И кузнец боится и дает. Или снимет зеленого червяка с листа и внушает:
Червяк-червяк, дай п'утину,
Червяк-червяк, дай п'утину...
И червяк дает паутину. Так все кругом понимает Фанаску и живет с ним в ладу.
На одном кусту боярышника - каждый день приходит смотреть Фанаска "зябриково" гнездо: четыре зеленых яичка; а то есть такая балка, в ней "дохлая барашковая голова с рогами"... Иногда он говорит об этом шепотом матери, чтоб и она знала.
От кухни недалеко разбросался мелкий дубнячок. Корни у него тысячелетние, и все время, год за годом, упорно выбегает из них толпа сочнейших веток с крупными листьями, твердыми и блестящими, точно из лакированной зеленой кожи.
Назар смотрит упорно на этот дубнячок и говорит строго Фанаске:
- Сейчас принеси топор поди: повырубать надо. И всегда, кроме этого, от этих кустов - вша.

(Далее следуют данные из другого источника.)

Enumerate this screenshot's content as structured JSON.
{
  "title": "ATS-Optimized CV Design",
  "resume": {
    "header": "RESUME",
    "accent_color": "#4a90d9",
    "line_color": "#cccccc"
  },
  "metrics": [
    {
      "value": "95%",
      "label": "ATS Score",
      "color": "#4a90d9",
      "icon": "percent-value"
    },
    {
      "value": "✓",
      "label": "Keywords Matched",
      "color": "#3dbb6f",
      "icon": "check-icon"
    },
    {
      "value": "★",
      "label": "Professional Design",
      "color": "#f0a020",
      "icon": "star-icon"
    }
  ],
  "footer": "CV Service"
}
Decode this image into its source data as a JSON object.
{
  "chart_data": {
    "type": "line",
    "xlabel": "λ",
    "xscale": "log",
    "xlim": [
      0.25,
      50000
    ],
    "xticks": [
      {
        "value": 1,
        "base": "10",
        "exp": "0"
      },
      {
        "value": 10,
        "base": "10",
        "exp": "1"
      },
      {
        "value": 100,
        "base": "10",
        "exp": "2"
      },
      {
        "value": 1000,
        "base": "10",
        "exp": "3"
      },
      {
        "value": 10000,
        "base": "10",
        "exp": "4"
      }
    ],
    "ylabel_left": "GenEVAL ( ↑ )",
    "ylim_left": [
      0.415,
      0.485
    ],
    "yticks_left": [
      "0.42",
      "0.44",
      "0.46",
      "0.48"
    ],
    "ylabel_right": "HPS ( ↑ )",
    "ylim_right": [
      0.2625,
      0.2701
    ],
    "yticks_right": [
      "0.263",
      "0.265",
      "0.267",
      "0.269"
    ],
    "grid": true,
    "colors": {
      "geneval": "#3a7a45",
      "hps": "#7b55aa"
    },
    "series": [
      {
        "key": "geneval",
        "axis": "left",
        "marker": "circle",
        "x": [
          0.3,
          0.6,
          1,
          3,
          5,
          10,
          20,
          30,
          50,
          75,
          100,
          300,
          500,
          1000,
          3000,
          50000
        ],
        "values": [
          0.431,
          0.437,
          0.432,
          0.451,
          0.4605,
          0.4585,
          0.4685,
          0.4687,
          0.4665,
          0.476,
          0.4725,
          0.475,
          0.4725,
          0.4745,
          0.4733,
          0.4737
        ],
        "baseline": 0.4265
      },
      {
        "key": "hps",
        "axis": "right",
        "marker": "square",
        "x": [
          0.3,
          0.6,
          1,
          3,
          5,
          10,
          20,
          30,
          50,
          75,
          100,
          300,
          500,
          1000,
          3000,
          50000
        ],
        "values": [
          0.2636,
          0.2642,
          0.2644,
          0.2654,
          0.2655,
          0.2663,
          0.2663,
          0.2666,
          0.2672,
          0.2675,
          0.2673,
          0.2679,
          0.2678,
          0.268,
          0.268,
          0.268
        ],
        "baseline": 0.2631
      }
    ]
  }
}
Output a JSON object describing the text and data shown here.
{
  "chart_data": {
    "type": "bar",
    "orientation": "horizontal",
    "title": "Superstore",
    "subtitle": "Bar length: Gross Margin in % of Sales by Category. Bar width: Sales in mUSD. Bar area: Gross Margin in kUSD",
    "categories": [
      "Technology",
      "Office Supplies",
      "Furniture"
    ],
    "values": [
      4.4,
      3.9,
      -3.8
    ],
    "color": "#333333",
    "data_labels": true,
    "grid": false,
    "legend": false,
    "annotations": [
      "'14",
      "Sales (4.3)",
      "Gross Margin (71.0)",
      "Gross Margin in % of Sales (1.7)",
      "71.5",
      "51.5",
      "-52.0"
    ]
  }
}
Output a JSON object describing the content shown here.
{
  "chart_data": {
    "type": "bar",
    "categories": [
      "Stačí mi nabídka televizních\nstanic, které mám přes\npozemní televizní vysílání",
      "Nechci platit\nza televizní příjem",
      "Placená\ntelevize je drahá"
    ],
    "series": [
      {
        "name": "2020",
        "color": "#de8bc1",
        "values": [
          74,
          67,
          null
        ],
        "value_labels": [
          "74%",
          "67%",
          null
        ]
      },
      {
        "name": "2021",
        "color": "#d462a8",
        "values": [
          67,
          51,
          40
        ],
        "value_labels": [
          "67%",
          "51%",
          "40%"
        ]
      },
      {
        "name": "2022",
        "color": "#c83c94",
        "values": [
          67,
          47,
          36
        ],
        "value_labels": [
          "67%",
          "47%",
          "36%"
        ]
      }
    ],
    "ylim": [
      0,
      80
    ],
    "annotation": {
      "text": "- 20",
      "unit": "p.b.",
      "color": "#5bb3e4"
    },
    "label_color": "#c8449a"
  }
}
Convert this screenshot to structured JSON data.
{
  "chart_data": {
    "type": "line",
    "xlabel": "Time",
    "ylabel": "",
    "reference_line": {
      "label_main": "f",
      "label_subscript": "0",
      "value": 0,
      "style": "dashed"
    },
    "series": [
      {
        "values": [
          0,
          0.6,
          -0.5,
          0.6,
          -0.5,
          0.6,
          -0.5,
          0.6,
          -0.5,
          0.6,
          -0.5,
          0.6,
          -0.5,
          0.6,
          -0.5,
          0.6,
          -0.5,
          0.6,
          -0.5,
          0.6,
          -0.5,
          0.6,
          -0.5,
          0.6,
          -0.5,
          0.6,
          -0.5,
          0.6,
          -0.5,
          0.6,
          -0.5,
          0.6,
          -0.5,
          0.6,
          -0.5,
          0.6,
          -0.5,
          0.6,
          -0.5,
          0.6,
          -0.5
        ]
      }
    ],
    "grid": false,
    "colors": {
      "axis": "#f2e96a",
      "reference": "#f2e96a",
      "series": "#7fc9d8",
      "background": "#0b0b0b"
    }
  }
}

Новые дома среди старых пушистых деревьев или среди серых потресканных скал - до чего они нестерпимы для глаз, и как хороши в такой обстановке дома, над которыми не спеша поработало солнце: стерло лоск штукатурки, отодрало масляную краску с дерева балконов, с железа водосточных труб, приобщило к природному, своему, обняло по-родному, усыновило.
Дача Пикулина новая - только весной закончили, - так и блестит вся свежими красками. Дачников здесь нет: далеко от города, высоко, трудно подниматься. Хозяина тоже нет пока, - приедет осенью; один Назар.
Но солнце, вечный хозяин земли, знает на земле каждую пядь; и осенью придется Назару объяснять Пикулину, отчего это по крыше поперек прошли частые белые полосы.
- Это от застоя, ваше превосходительство, - скажет Назар, подобострастно шевеля бровями, - застой росы такой: ночью краску выест, а днем еще хужей: жара. Кроме этого, соль морская.